Por que não paras, relógio? Não me faças padecer... Cantava um conhecido do poeta Luiz Teixeira, amigo meu; assim ele me contou. E foi uma amiga escritora, Tércia Montenegro, quem denunciou em jornalescas, portanto diárias páginas esse intruso, segundo ela, o mais antipático dos pertences a nós impostos: Provavelmente a infância acaba no momento em que se aprende as horas. (...) Instalar a noção abstrata (e absurda) de que cada espaço entre um risco e outro representa cinco minutos força um amadurecimento repentino.
Tão longe estando, aqui em Nantes, me alcança a presença dos meus pares nas Letras... E graças à Literatura, não padeço, posto que deposto não tomba o relógio – nem o calendário. Não estando à altura deles, tampouco ao alcance dos seus braços, resta-me o que desde sempre me resta, o fio das linhas com que componho minha breve passagem por aqui. Vês, amiga, não és a única dramática... Vês, amigo, teu conhecido não estava sozinho a querer deter o Tempo.

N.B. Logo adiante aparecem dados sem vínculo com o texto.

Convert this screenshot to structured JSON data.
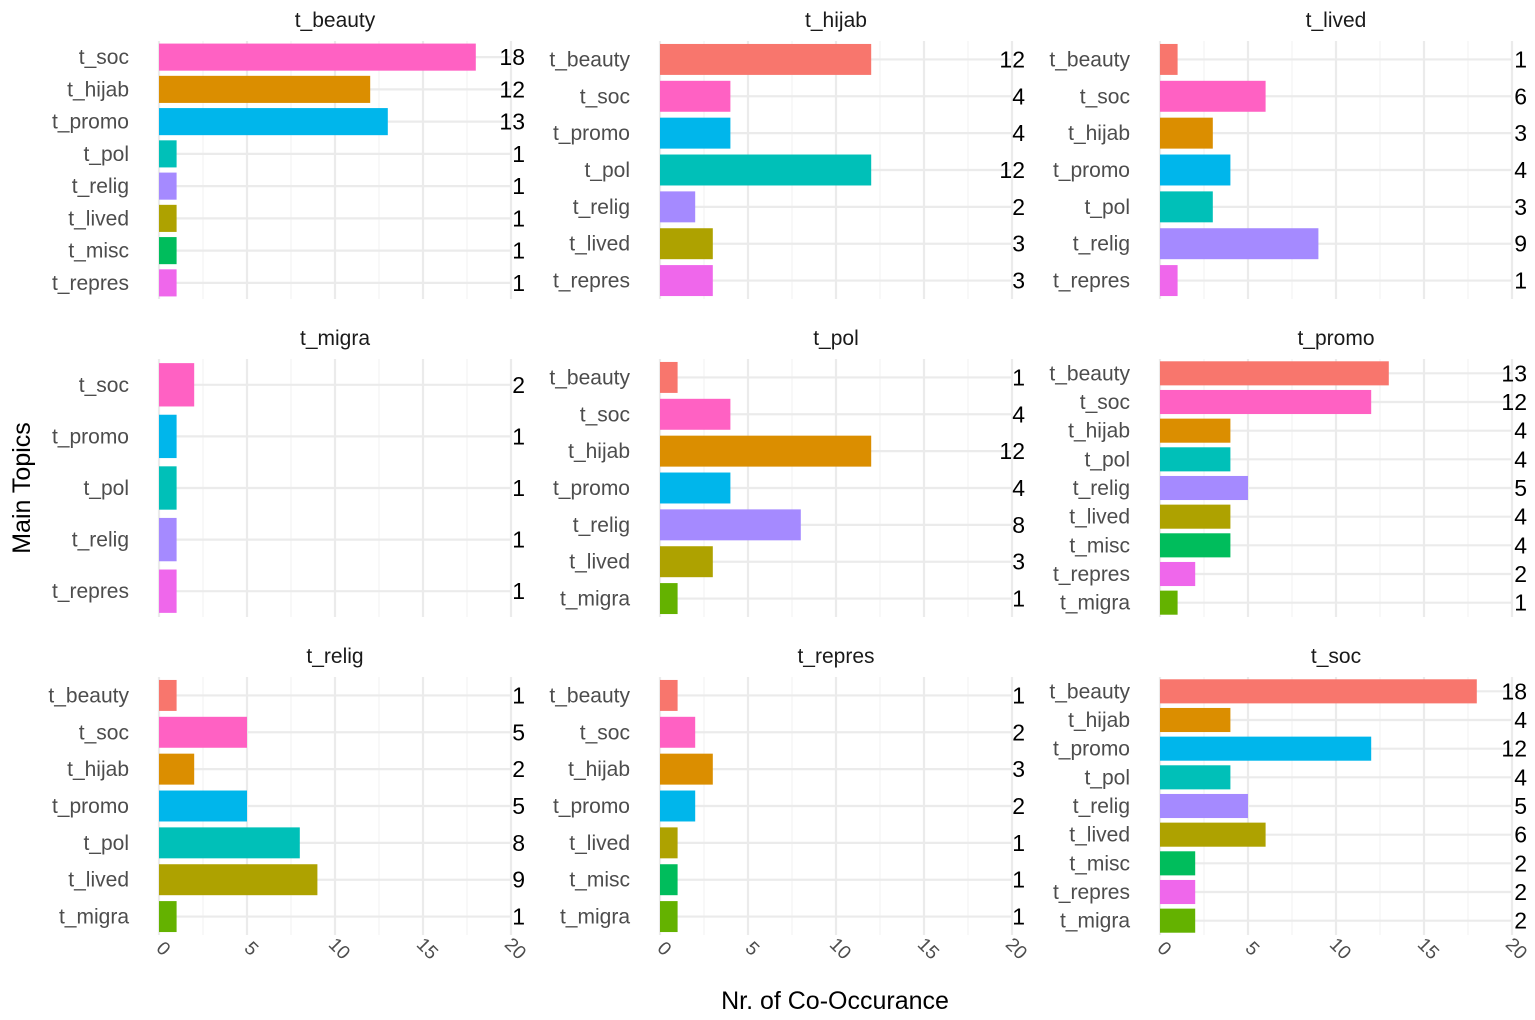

O Tempo, mestre maior, tão severo que, diante dele, um a um caem todos os aprendizes... Assim seja, de outra maneira não seria. Ó Tempo, tende paciência conosco, tende paciência comigo – que olho tanto pro meu umbigo.
Desconfio, amigos, que não adianta essa adulação... O galope das horas atropela o espaço que separa a gente dos desencontros consigo. E eu não consigo outras trilhas que não sejam filhas da desesperança que me alcança, desprevenido talvez na saudade de minha gente, de gente assim, com o calor e o carinho de vocês.
Ah, refúgio meu, reino da Palavra, terra atemporal, momento sem lugar, aqui e agora sou todo teu. Fazei de mim o instrumento de Vossa melodia que desafia os dias... E no momento mesmo em que a noite me açoite, onde houver silêncio que eu leve um grão de Poesia, magrinha talvez, não se adia, alivia essa agonia sem perdão – de se saber de passagem na imensidão.
Foi-se com o Tempo a lucidez de minha pianista, grávida de mim um dia; foi-se com o Tempo a visão de meu mestre poliglota, senhor dos gens de mim que já havia; foi-se a música com que ela me animava, foi-se a leitura com que ele me acalentava; foi-se tudo com a foice do pêndulo que oscila e garimpa a ilusão que vacila frente à incógnita adiante...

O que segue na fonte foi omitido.